Questo è ciò che Veltroni e Berlusconi, al momento, dicono di voler fare. Se però si guarda a quelli che teoricamente sarebbero i loro interessi oggettivi, lo scenario cambia radicalmente. Ai due maggiori partiti, proprio perché sono i più grossi e accreditati di percentuali di consenso abbastanza simili, converrebbe assai di più il sistema che deriverebbe dal successo del referendum: un sistema all’inglese, che abolisce del tutto le coalizioni e attribuisce un forte premio di maggioranza al partito che prende più seggi. In pratica, chi vince, anche solo con una maggioranza relativa, poi governa, anche da solo, se vuole. E si vince anche con il 25 % dei voti, se nessun altro arriva al 25,1. E’ evidente quanto possa essere forte la tentazione di risolvere, in un colpo solo, tutti i problemi di alleanze, accordi, mediazioni estenuanti, caccia alle formazioni anche piccolissime, perché, come si è visto l’ultima volta, 24.000 voti hanno deciso la vitttoria.

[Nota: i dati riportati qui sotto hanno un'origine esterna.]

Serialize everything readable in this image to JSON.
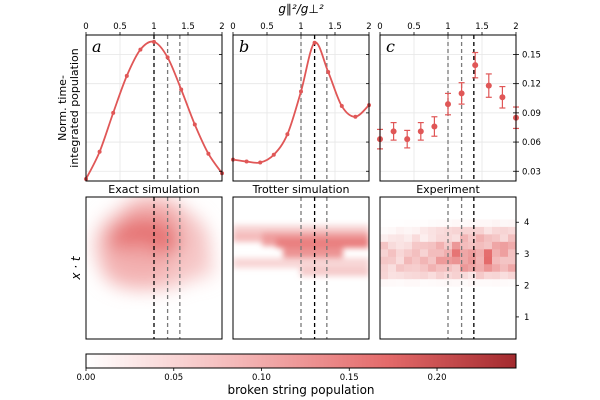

C’è chi sostiene che quest’ultima fatica non sarebbe evitata, perché ognuno tenterebbe di allargare i suoi sostenitori il più possibile, dato che una manciata di voti può essere determinante. Può darsi. Ma ci sarebbe probabilmente una differenza sostanziale. I due leader punterebbero all’arruolamento all’interno dei rispettivi partiti, il che è ben diverso dal dover fare i conti con una coalizione. E chi non accetta la linea del partito resta fuori, al freddo. Non sarebbe strano se Walter e Silvio stringessero un patto per tagliar fuori chi non accettasse di allinearsi. Poi al voto, e vince chi ne prende uno in più. Un rischio, ma varrebbe la pena di correrlo: per Berlusconi perché per lui è l’ultima chance, le prossime elezioni sono plausibilmente le ultime a cui potrà presentarsi; per Veltroni per il motivo opposto: essendo relativamente giovane, può anche perdere una volta.
Se fosse vero questo scenario, assisteremo a una trattativa che si prolunga, fino a che il referendum non è più evitabile; il governo non cade, o, se malauguratamente dovesse succedere, se ne fa un altro per guadagnare tempo, fino ad arrivare al referendum, E se il referendum fallisce? Beh, in quel caso c’è sempre tempo di tornare a parlare di sistema tedesco. Con modifiche all’italiana, naturalmente.